Остров спокойствия Робертс Нора
– Ты забыла меня.
– О, чушь собачья. – Симона резко отвернулась. – Чушь собачья.
– Нет. Раньше ты включала меня в свою жизнь. Ты всегда была с Ми и Тиш, но вы брали меня с собой. Они были и моими друзьями. А после того, что случилось, ты обо мне забыла. Была только с Ми.
– Иисусе! Тиш умерла, а Ми несколько недель лежала в больнице.
– Я знаю, знаю. Мне было четырнадцать, Сим. Ну, пожалуйста, пожалей меня хоть немного. Я думала, что она умерла. Когда я тащила маму за стойку, я думала, что она умерла. Я думала, ты погибла. Мне долго снилось, что ты погибла. Погибли все, кроме меня. Тиш была и моим другом. А Ми… мне казалось, что ты выбрала ее своей сестрой вместо меня. Знаю, это глупо и эгоистично. Вы уехали сюда, когда Ми вышла из больницы. В дом Сиси. И я все мучилась: «Почему они меня бросили?»
– Я была ей нужна…
«Я считала, что Натали не ранена», – мелькнула мысль в голове Симоны. Но, конечно, раны остались. Конечно, остались.

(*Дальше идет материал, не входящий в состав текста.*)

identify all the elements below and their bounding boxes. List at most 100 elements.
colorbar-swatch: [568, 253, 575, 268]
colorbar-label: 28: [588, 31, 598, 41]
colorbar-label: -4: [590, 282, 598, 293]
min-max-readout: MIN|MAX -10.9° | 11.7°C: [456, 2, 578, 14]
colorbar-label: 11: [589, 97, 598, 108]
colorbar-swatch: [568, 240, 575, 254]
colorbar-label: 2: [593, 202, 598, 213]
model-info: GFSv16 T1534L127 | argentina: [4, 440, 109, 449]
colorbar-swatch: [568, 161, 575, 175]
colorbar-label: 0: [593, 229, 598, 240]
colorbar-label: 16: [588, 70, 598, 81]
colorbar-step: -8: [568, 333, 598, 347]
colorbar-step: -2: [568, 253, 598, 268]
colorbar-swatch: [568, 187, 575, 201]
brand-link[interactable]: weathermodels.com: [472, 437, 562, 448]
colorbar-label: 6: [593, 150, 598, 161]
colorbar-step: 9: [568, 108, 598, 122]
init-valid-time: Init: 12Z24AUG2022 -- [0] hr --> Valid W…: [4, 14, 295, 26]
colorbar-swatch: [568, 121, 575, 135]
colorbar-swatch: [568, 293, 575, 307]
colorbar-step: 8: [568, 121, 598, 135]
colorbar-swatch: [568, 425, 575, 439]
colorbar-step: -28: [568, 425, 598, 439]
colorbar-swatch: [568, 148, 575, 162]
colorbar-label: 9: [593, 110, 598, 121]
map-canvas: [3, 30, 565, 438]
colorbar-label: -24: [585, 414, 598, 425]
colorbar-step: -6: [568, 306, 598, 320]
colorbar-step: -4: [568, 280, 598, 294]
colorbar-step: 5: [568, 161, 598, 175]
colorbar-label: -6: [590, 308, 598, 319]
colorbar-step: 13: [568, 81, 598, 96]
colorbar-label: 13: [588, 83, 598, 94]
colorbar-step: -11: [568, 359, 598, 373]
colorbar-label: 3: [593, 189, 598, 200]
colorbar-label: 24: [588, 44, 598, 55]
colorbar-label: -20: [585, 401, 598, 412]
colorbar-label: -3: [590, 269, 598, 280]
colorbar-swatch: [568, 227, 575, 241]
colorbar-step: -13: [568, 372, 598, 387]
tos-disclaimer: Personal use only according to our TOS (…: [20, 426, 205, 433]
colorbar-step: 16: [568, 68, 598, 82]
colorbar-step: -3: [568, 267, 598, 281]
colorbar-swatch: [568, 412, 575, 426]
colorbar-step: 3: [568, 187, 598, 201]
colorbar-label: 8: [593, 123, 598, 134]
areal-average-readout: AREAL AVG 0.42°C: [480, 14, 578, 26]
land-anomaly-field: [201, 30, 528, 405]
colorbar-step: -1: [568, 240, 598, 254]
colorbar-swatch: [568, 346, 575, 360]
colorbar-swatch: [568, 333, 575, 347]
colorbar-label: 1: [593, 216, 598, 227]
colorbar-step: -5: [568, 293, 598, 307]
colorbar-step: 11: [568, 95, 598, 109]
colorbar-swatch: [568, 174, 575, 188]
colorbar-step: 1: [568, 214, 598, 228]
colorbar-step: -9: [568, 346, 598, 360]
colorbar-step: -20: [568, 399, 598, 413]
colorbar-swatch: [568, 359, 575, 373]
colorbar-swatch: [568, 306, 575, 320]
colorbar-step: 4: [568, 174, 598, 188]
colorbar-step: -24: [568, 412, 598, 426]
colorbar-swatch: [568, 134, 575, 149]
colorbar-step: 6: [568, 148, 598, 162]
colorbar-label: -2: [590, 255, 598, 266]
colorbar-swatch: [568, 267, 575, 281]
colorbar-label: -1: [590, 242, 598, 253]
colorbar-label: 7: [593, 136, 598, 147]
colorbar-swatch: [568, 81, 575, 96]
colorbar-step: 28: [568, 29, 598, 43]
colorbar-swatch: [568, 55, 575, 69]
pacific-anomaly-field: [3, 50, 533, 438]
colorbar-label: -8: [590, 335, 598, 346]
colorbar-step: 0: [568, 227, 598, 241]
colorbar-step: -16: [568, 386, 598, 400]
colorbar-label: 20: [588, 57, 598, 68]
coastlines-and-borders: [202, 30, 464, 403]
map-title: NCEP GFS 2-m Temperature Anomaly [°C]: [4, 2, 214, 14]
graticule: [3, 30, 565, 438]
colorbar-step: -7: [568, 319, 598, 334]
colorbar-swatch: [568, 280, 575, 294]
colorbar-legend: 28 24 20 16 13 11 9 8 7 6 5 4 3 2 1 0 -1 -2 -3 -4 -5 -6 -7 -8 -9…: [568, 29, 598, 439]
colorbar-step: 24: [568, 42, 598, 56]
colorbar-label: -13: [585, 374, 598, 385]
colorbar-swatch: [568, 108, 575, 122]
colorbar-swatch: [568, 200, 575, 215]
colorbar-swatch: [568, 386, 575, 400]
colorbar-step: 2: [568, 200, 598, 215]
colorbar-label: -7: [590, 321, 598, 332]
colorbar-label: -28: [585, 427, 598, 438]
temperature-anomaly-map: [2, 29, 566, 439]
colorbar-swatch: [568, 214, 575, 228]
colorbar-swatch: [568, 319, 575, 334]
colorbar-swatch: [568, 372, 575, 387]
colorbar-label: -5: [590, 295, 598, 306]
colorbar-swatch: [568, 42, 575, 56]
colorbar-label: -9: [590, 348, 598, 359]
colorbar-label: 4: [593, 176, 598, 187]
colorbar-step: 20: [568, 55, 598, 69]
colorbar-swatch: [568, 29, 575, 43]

– Я не думала, – выдавила из себя Симона, – не думала, что оставляю тебя. Мне просто хотелось сбежать. От всего. От репортеров, полиции, разговоров, взглядов. Мне было шестнадцать, Натали. И я была сломлена.

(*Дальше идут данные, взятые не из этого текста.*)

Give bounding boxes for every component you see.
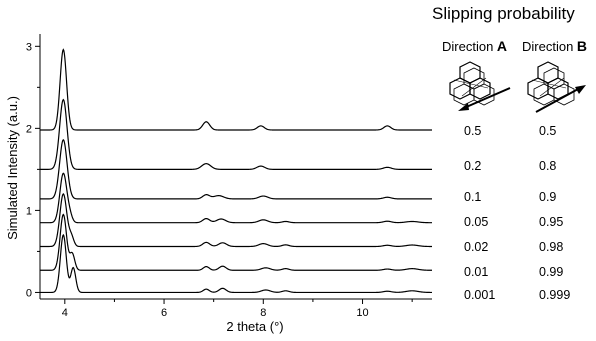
x-axis-label: 2 theta (°) bbox=[226, 319, 283, 334]
x-tick-label: 8 bbox=[260, 307, 266, 319]
direction-b-letter: B bbox=[576, 38, 588, 54]
probability-b-value: 0.95 bbox=[539, 215, 564, 229]
probability-a-value: 0.001 bbox=[464, 288, 496, 302]
y-tick-label: 2 bbox=[26, 123, 32, 135]
direction-b-prefix: Direction bbox=[522, 39, 577, 54]
series-line-2 bbox=[40, 213, 432, 271]
y-tick-label: 1 bbox=[26, 205, 32, 217]
probability-b-value: 0.5 bbox=[539, 124, 557, 138]
probability-b-value: 0.999 bbox=[539, 288, 571, 302]
probability-b-value: 0.8 bbox=[539, 159, 557, 173]
direction-a-letter: A bbox=[496, 38, 508, 54]
series-line-1 bbox=[40, 233, 432, 294]
molecule-slip-a-icon bbox=[449, 61, 511, 111]
probability-a-value: 0.02 bbox=[464, 240, 489, 254]
chart-series bbox=[40, 48, 433, 294]
x-tick-label: 10 bbox=[356, 307, 368, 319]
direction-a-header: Direction A bbox=[442, 38, 507, 54]
probability-a-value: 0.2 bbox=[464, 159, 482, 173]
y-tick-label: 3 bbox=[26, 41, 32, 53]
panel-title: Slipping probability bbox=[432, 4, 575, 23]
series-line-3 bbox=[40, 193, 433, 248]
y-axis-label: Simulated Intensity (a.u.) bbox=[5, 96, 20, 240]
x-tick-label: 4 bbox=[62, 307, 68, 319]
probability-a-value: 0.1 bbox=[464, 190, 482, 204]
probability-a-value: 0.01 bbox=[464, 265, 489, 279]
direction-b-header: Direction B bbox=[522, 38, 587, 54]
probability-b-value: 0.99 bbox=[539, 265, 564, 279]
series-line-6 bbox=[40, 98, 432, 170]
probability-b-value: 0.98 bbox=[539, 240, 564, 254]
series-line-7 bbox=[40, 48, 432, 131]
probability-a-value: 0.5 bbox=[464, 124, 482, 138]
molecule-slip-b-icon bbox=[527, 61, 586, 113]
direction-a-prefix: Direction bbox=[442, 39, 497, 54]
y-tick-label: 0 bbox=[26, 287, 32, 299]
probability-b-value: 0.9 bbox=[539, 190, 557, 204]
probability-a-value: 0.05 bbox=[464, 215, 489, 229]
series-line-4 bbox=[40, 172, 432, 224]
series-line-5 bbox=[40, 138, 432, 200]
chart-axes: 4 6 8 10 0 1 2 3 bbox=[26, 34, 432, 319]
x-tick-label: 6 bbox=[161, 307, 167, 319]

– Потом ты всегда была только с Ми. Вы поддерживали друг друга. А я ведь тоже была сломлена.
– Прости. – Симона потерла руками лицо. – Мне очень жаль. Я этого не замечала. Может, не хотела замечать. У тебя были мама и папа, Сиси, твои друзья. Ты была увлечена школой, своими проектами.
– Это помогало мне не зацикливаться на случившемся. Помогало прогонять кошмары. Но я хотела быть с тобой, Симона. Я слишком злилась, чтобы это тебе сказать. Не злилась, – поправила она себя, – скорее, было обидно. Потом вы с Ми уехали в Нью-Йорк, в колледж. Ты начала красить волосы в странные цвета, носить одежду, которую мама терпеть не могла. Поэтому я тоже ее терпеть не могла. Я хотела, чтобы моя сестра вернулась. Только ты была не такой, какой, по моему мнению, ты должна быть. Потом ты вроде как стала такой… но мне это не понравилось. – Натали села, вздохнула и издала озадаченный смешок. – Я только сейчас поняла. Мне не нравилась Симона, которая носила деловой костюм и встречалась с этим… как его звали?
– Джеральд Уорт, да к тому же «четвертый».
– О да! – Натали фыркнула. – Ты мне не нравилась ни в той ипостаси, ни в другой, потому что ты не была той старшей сестрой, которую я знала до того, как мир для нас изменился. Ты бросила колледж и вернулась в Нью-Йорк, потом уехала в Италию, и я уже вообще не знала, кто ты, черт возьми, такая. Ты почти не приезжала домой.
– Прием там был не слишком теплый.
– Ты тоже не прилагала усилий.
– Наверное, – кивнула Симона. – Наверное.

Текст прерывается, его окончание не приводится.